Любови Евгеньевне хватало сил и юмора, чтобы переносить шумные скандалы, вспыхивающие внезапно. Она знала: нервы Михаила перенапряжены, и, успокоившись, он будет просить прощения. Вот расшвырял книги, бумаги, кричит, что не нужен никому… И затих, свернувшись под одеялом, — думает. Потом перебрался за письменный стол, включил лампу и начал писать. Распахнув двери в кабинет, Люба увидела худую спину в накинутой поверх косоворотки штопанной безрукавке.

— К нам гости, Мака! Ляля зашла — принесла для меня французские духи. Ей в посылке прислали. — Люба поднесла к носу мужа изящную коробочку: — Понюхай!

— Пахнет счастьем нездешним! — Вошедшая Елена протянула руку. — Извините, Миша, что ворвалась без приглашения.

— Это чудесно, чудесно, — мог только выговорить он, целуя руку Шиловской. — Рад видеть.

— Пишете, Миша? — В голосе Лены прозвучал упрек. — В городе черт знает какие слухи ползут — то ли утопился, то ли застрелился. Вся Москва в волнении. — Она шутила, а в черных глазах, устремленных на его запавшие скулы и взъерошенный ежик, стояли слезы.

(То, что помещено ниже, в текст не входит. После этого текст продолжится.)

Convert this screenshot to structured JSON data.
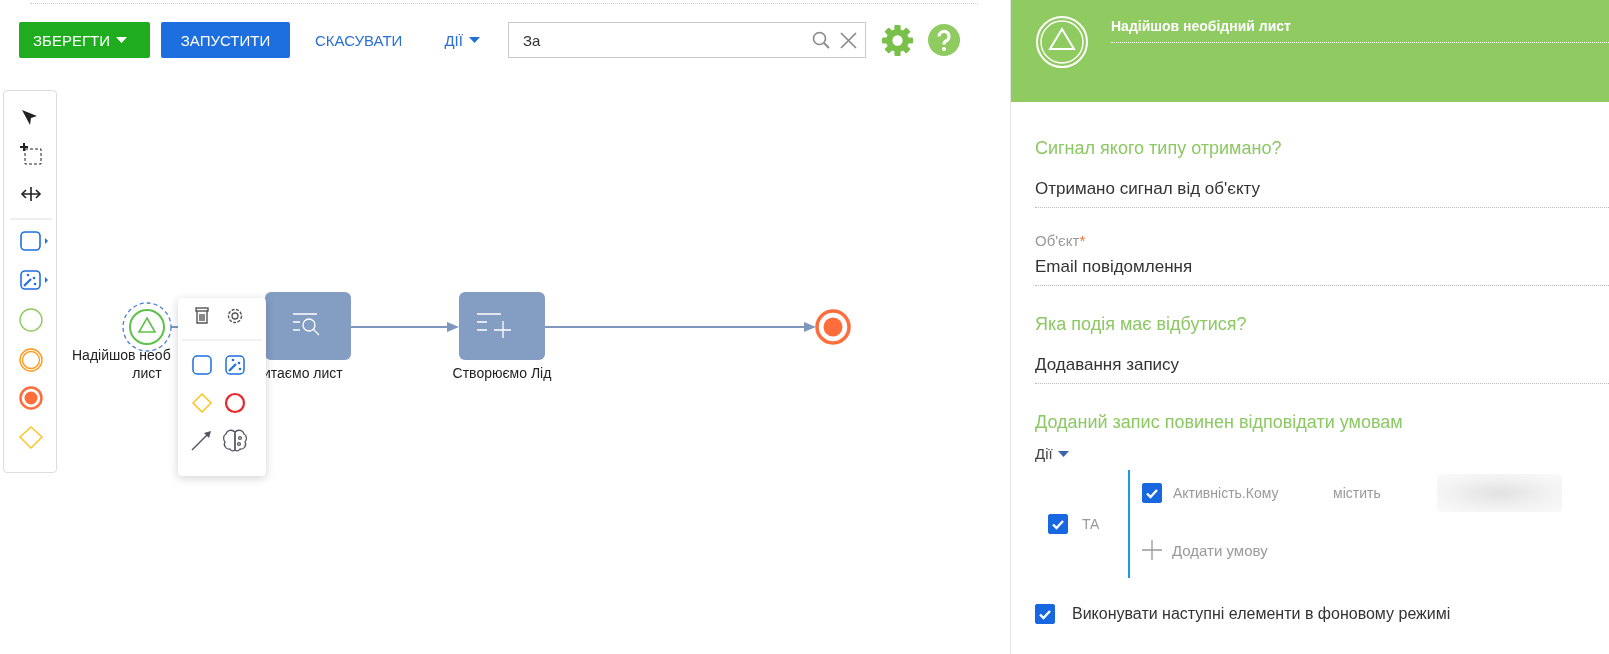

— Садитесь, дамы, и слушайте! «Хотел я в море утопиться — вода холодная была. Хотел я с горя удавиться — меня веревка подвела»! А дело, собственно, в том, что мой дух противоречия живуч, как бродячая собака, — не позволяет сдаваться. Орудие писателя — перо. Обмакнул — и снова в бою. Пишу пьесу о Мольере — но какую! Это не наган там какой-нибудь — это царь-пушка. Называется «Кабала святош» — эго такое религиозное общество при Людовике вроде нашей Лубянки.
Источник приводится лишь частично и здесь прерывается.